Organizations that practice a "Bring Your Own Device" (BYOD) policy are putting their networks at risk of attacks. Personal devices brought from home by employees usually do not have the necessary security measures and are often an entry point for compromise.
Some experts believe that BYOD will never be able to provide the same level of security as a fully controlled device provided by the organization itself. Therefore, the most reliable solution, in the opinion of many, will be a banal refusal of this method of work.
At the same time, the UK Cybersecurity Center (NCSC) offers recommendations for proper implementation of the BYOD policy, taking into account all its advantages, such as ease of use and cost savings for the company. Yes, and Microsoft itself adheres to the correct integration of BYOD in organizations instead of completely banning it.
However, the success rate of attacks using employees personal devices may reignite discussions about the feasibility of using BYOD in modern organizations.
The threat from BYOD is compounded, among other things, by the overall sharp increase in ransomware attacks this year. According to the same Microsoft, the number of attacks using human-controlled ransomware has increased by more than 200 percent since September 2022.
At the same time, only 2% of attack attempts resulted in the actual deployment of ransomware from victims, which is a good indicator. As noted, highly effective protection against modern ransomware attacks can be provided only thanks to truly reliable security measures.
Recommendations for organizations that don't want to be included in this unfortunate 2 percent have not changed compared to the recommendations of previous years:
- implement zero-trust and least-privilege security measures;
- create regular backups;
- deploy solutions that detect intruders based on known signals and autonomously eliminate threats.

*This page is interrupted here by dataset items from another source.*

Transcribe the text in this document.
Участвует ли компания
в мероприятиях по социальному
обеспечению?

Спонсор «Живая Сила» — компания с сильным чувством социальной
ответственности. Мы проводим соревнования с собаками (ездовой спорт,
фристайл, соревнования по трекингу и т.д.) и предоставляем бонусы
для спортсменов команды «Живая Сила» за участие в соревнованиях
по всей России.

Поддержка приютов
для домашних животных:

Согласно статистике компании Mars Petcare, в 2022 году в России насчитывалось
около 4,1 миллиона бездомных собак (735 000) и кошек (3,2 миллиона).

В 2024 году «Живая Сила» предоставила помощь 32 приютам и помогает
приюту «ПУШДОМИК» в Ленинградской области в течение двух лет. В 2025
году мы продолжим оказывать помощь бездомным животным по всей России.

According to Microsoft, the majority of ransomware attacks in June 2023 were carried out by various affiliated RaaS groups. Researchers count more than a hundred of them. The four most active RaaS groups currently are Magniber, LockBit, Hive, and BlackCat. They initiated almost two-thirds of all global ransomware attacks.

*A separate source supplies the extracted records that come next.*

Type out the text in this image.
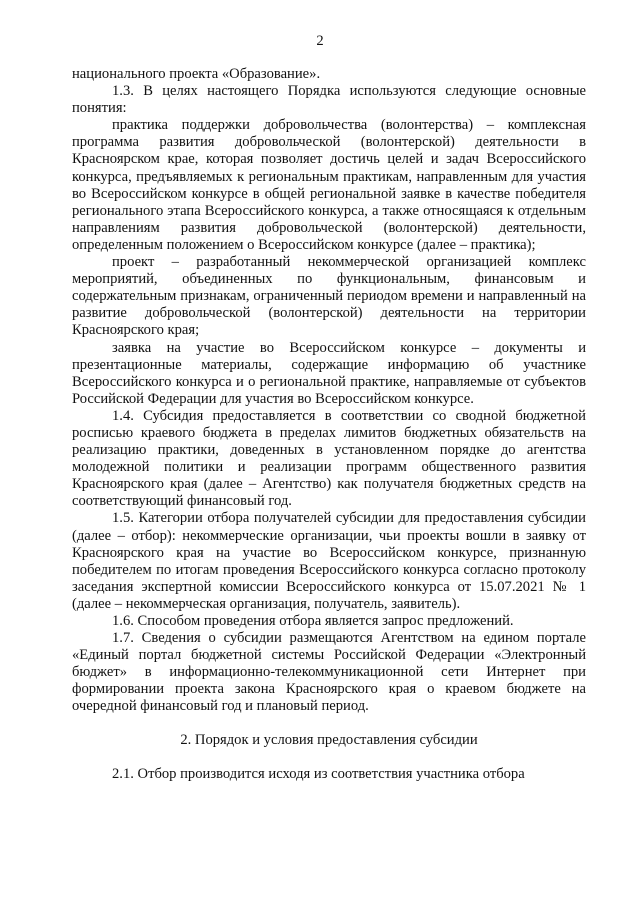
2

национального проекта «Образование».

1.3. В целях настоящего Порядка используются следующие основные понятия:

практика поддержки добровольчества (волонтерства) – комплексная программа развития добровольческой (волонтерской) деятельности в Красноярском крае, которая позволяет достичь целей и задач Всероссийского конкурса, предъявляемых к региональным практикам, направленным для участия во Всероссийском конкурсе в общей региональной заявке в качестве победителя регионального этапа Всероссийского конкурса, а также относящаяся к отдельным направлениям развития добровольческой (волонтерской) деятельности, определенным положением о Всероссийском конкурсе (далее – практика);

проект – разработанный некоммерческой организацией комплекс мероприятий, объединенных по функциональным, финансовым и содержательным признакам, ограниченный периодом времени и направленный на развитие добровольческой (волонтерской) деятельности на территории Красноярского края;

заявка на участие во Всероссийском конкурсе – документы и презентационные материалы, содержащие информацию об участнике Всероссийского конкурса и о региональной практике, направляемые от субъектов Российской Федерации для участия во Всероссийском конкурсе.

1.4. Субсидия предоставляется в соответствии со сводной бюджетной росписью краевого бюджета в пределах лимитов бюджетных обязательств на реализацию практики, доведенных в установленном порядке до агентства молодежной политики и реализации программ общественного развития Красноярского края (далее – Агентство) как получателя бюджетных средств на соответствующий финансовый год.

1.5. Категории отбора получателей субсидии для предоставления субсидии (далее – отбор): некоммерческие организации, чьи проекты вошли в заявку от Красноярского края на участие во Всероссийском конкурсе, признанную победителем по итогам проведения Всероссийского конкурса согласно протоколу заседания экспертной комиссии Всероссийского конкурса от 15.07.2021 № 1 (далее – некоммерческая организация, получатель, заявитель).

1.6. Способом проведения отбора является запрос предложений.

1.7. Сведения о субсидии размещаются Агентством на едином портале «Единый портал бюджетной системы Российской Федерации «Электронный бюджет» в информационно-телекоммуникационной сети Интернет при формировании проекта закона Красноярского края о краевом бюджете на очередной финансовый год и плановый период.

2. Порядок и условия предоставления субсидии

2.1. Отбор производится исходя из соответствия участника отбора
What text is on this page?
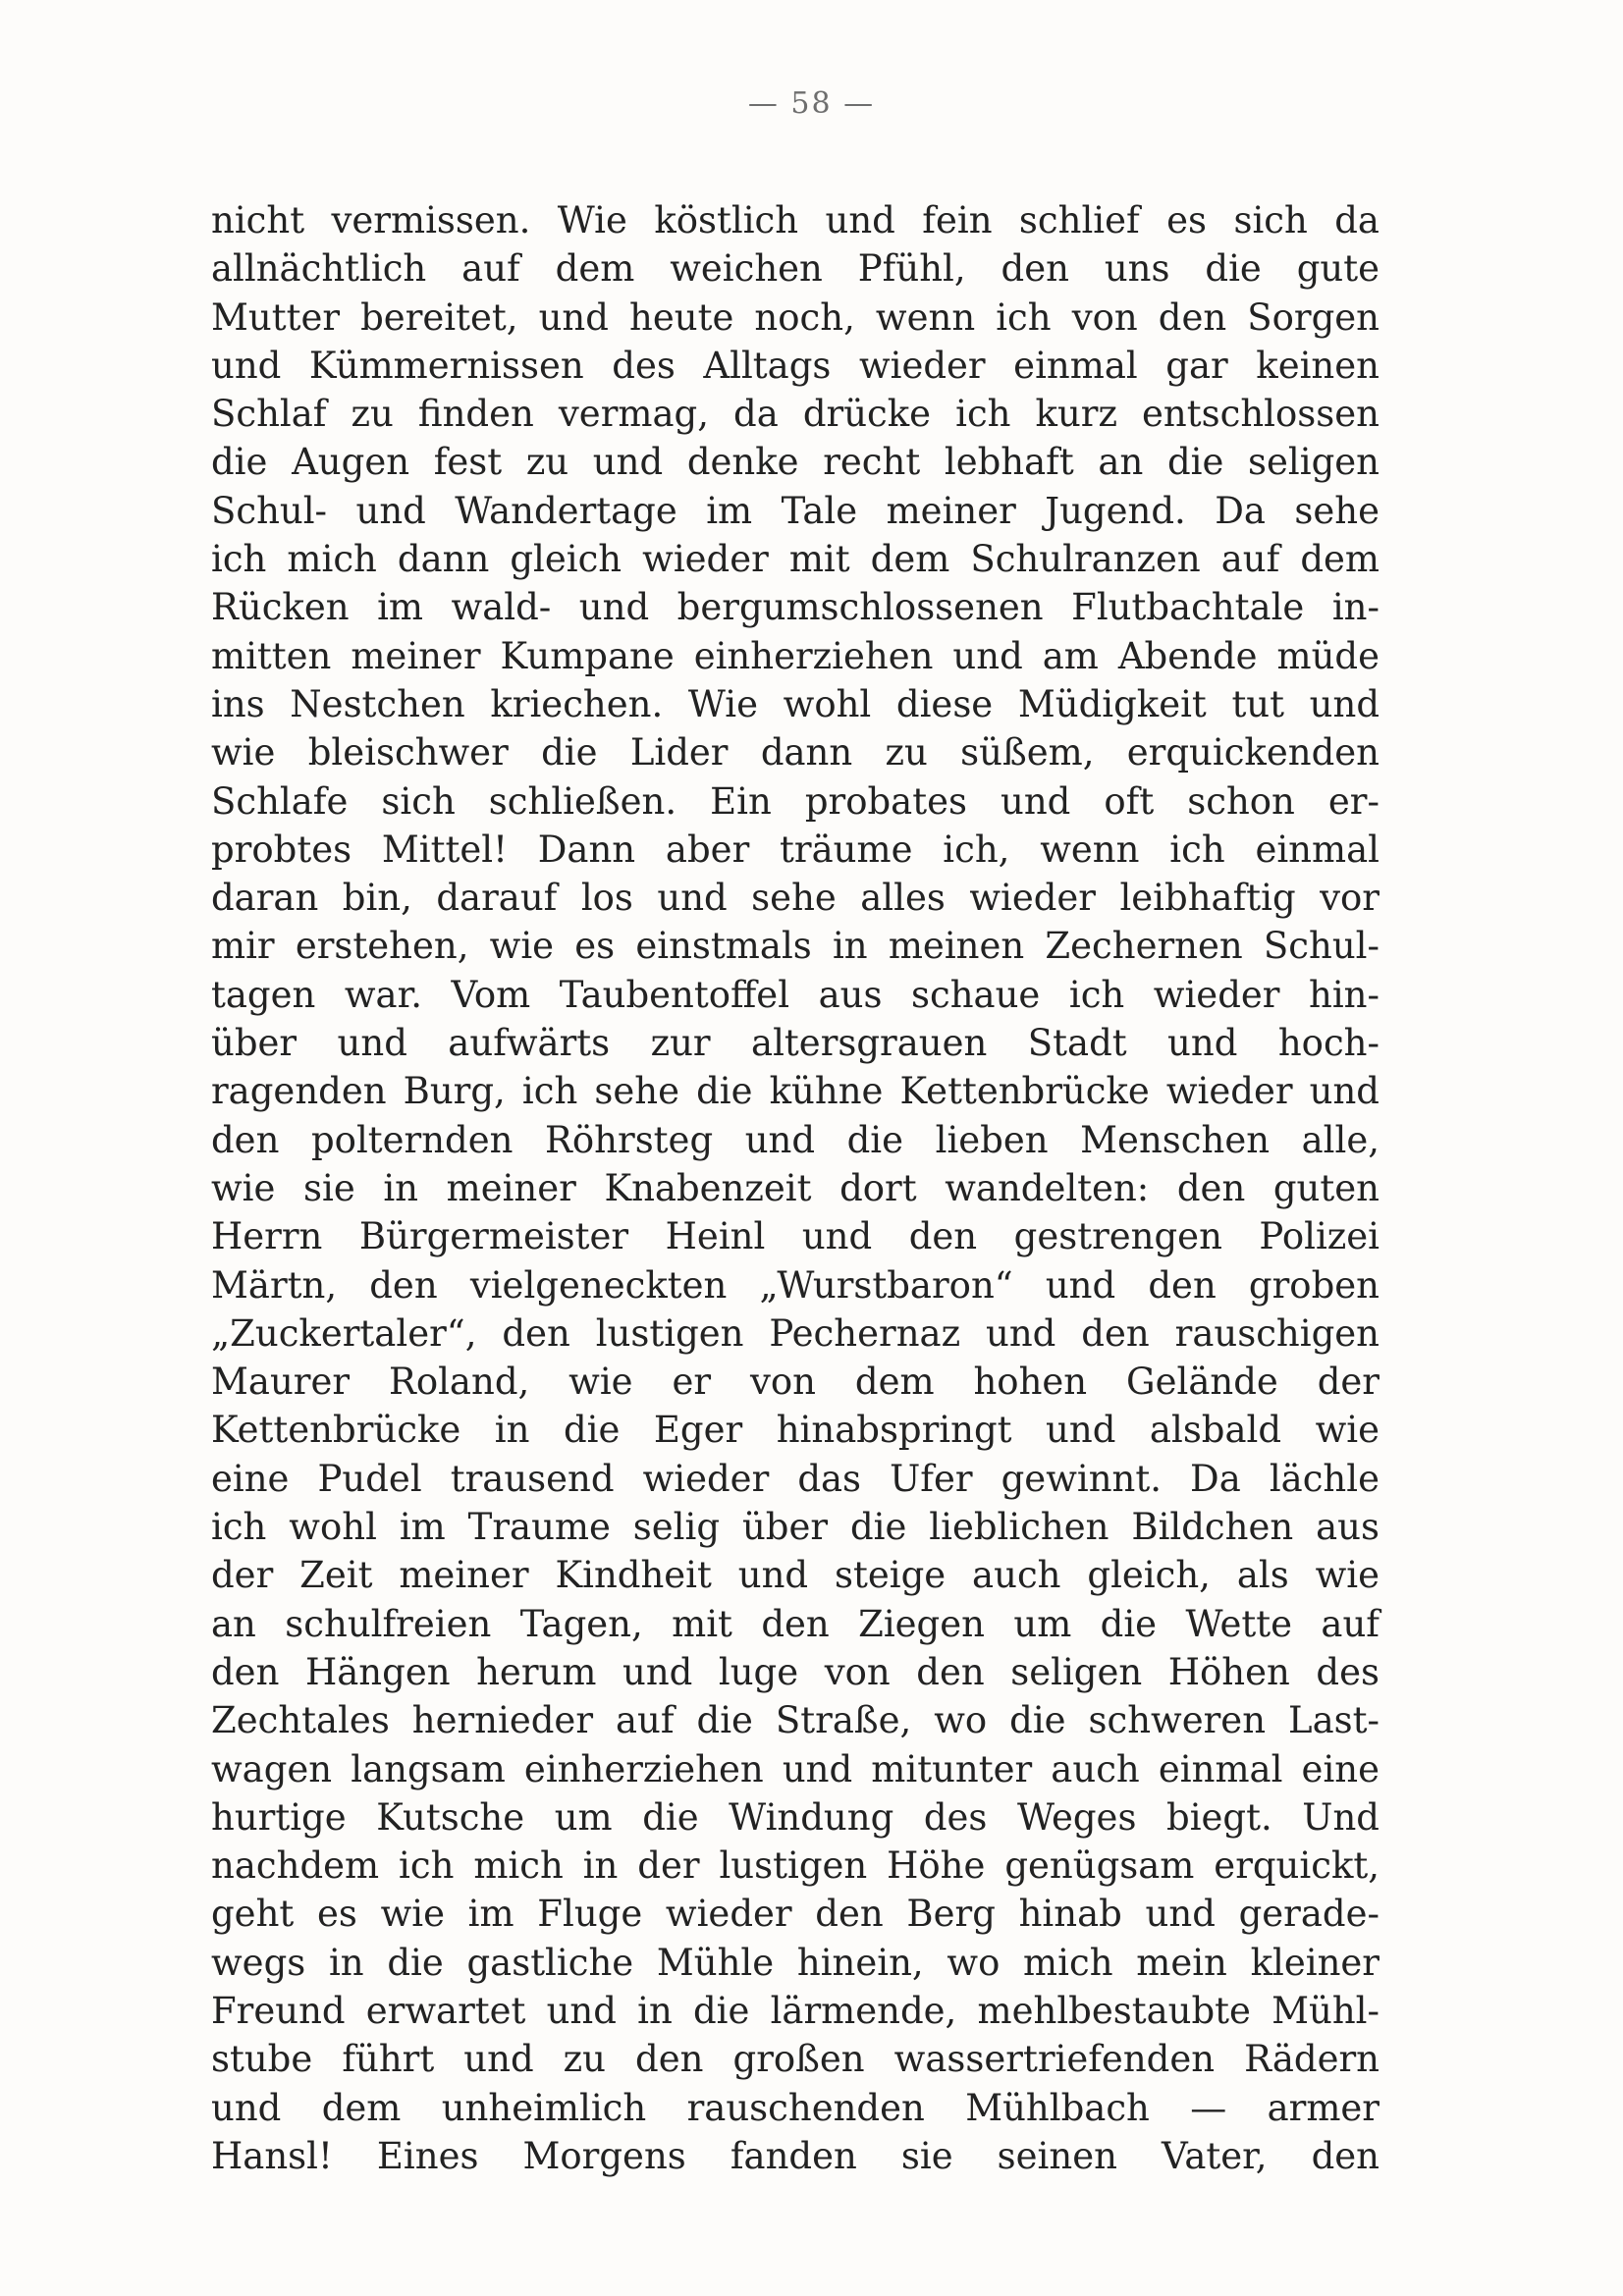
— 58 —
nicht vermissen. Wie köstlich und fein schlief es sich da
allnächtlich auf dem weichen Pfühl, den uns die gute
Mutter bereitet, und heute noch, wenn ich von den Sorgen
und Kümmernissen des Alltags wieder einmal gar keinen
Schlaf zu finden vermag, da drücke ich kurz entschlossen
die Augen fest zu und denke recht lebhaft an die seligen
Schul- und Wandertage im Tale meiner Jugend. Da sehe
ich mich dann gleich wieder mit dem Schulranzen auf dem
Rücken im wald- und bergumschlossenen Flutbachtale in-
mitten meiner Kumpane einherziehen und am Abende müde
ins Nestchen kriechen. Wie wohl diese Müdigkeit tut und
wie bleischwer die Lider dann zu süßem, erquickenden
Schlafe sich schließen. Ein probates und oft schon er-
probtes Mittel! Dann aber träume ich, wenn ich einmal
daran bin, darauf los und sehe alles wieder leibhaftig vor
mir erstehen, wie es einstmals in meinen Zechernen Schul-
tagen war. Vom Taubentoffel aus schaue ich wieder hin-
über und aufwärts zur altersgrauen Stadt und hoch-
ragenden Burg, ich sehe die kühne Kettenbrücke wieder und
den polternden Röhrsteg und die lieben Menschen alle,
wie sie in meiner Knabenzeit dort wandelten: den guten
Herrn Bürgermeister Heinl und den gestrengen Polizei
Märtn, den vielgeneckten „Wurstbaron“ und den groben
„Zuckertaler“, den lustigen Pechernaz und den rauschigen
Maurer Roland, wie er von dem hohen Gelände der
Kettenbrücke in die Eger hinabspringt und alsbald wie
eine Pudel trausend wieder das Ufer gewinnt. Da lächle
ich wohl im Traume selig über die lieblichen Bildchen aus
der Zeit meiner Kindheit und steige auch gleich, als wie
an schulfreien Tagen, mit den Ziegen um die Wette auf
den Hängen herum und luge von den seligen Höhen des
Zechtales hernieder auf die Straße, wo die schweren Last-
wagen langsam einherziehen und mitunter auch einmal eine
hurtige Kutsche um die Windung des Weges biegt. Und
nachdem ich mich in der lustigen Höhe genügsam erquickt,
geht es wie im Fluge wieder den Berg hinab und gerade-
wegs in die gastliche Mühle hinein, wo mich mein kleiner
Freund erwartet und in die lärmende, mehlbestaubte Mühl-
stube führt und zu den großen wassertriefenden Rädern
und dem unheimlich rauschenden Mühlbach — armer
Hansl! Eines Morgens fanden sie seinen Vater, den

It is precisely because of the growing number of affiliates that Microsoft believes that the number of ransomware attacks will only increase and in 2024 will probably break new "records".
A key trend observed in the activities of ransomware criminals over the past year has been a "sharp increase" in remote encryption methods used by ransomware operators.
"Remote encryption is when a computer program encrypts a file on another computer, and then sends the encrypted file to the source computer, replacing the original. This can happen if one computer on the network is compromised and has access to another computer," Microsoft explained.
"This can happen without the hacker having to install any additional software on the source computer. For example, when files are encrypted in a shared folder, or if files are encrypted during a remote desktop session when a hacker has access to the file system."
It is very difficult to detect such attacks in a timely manner, so most cases where attackers were still able to break into the corporate system and apply remote encryption end up successfully for ransomware.
In conclusion, given the constant development of cyber threats, experts insist on implementing the latest and strictest security measures, as well as regular checks of the security of corporate networks. This is the only way to fight back against cybercriminals and save your precious data.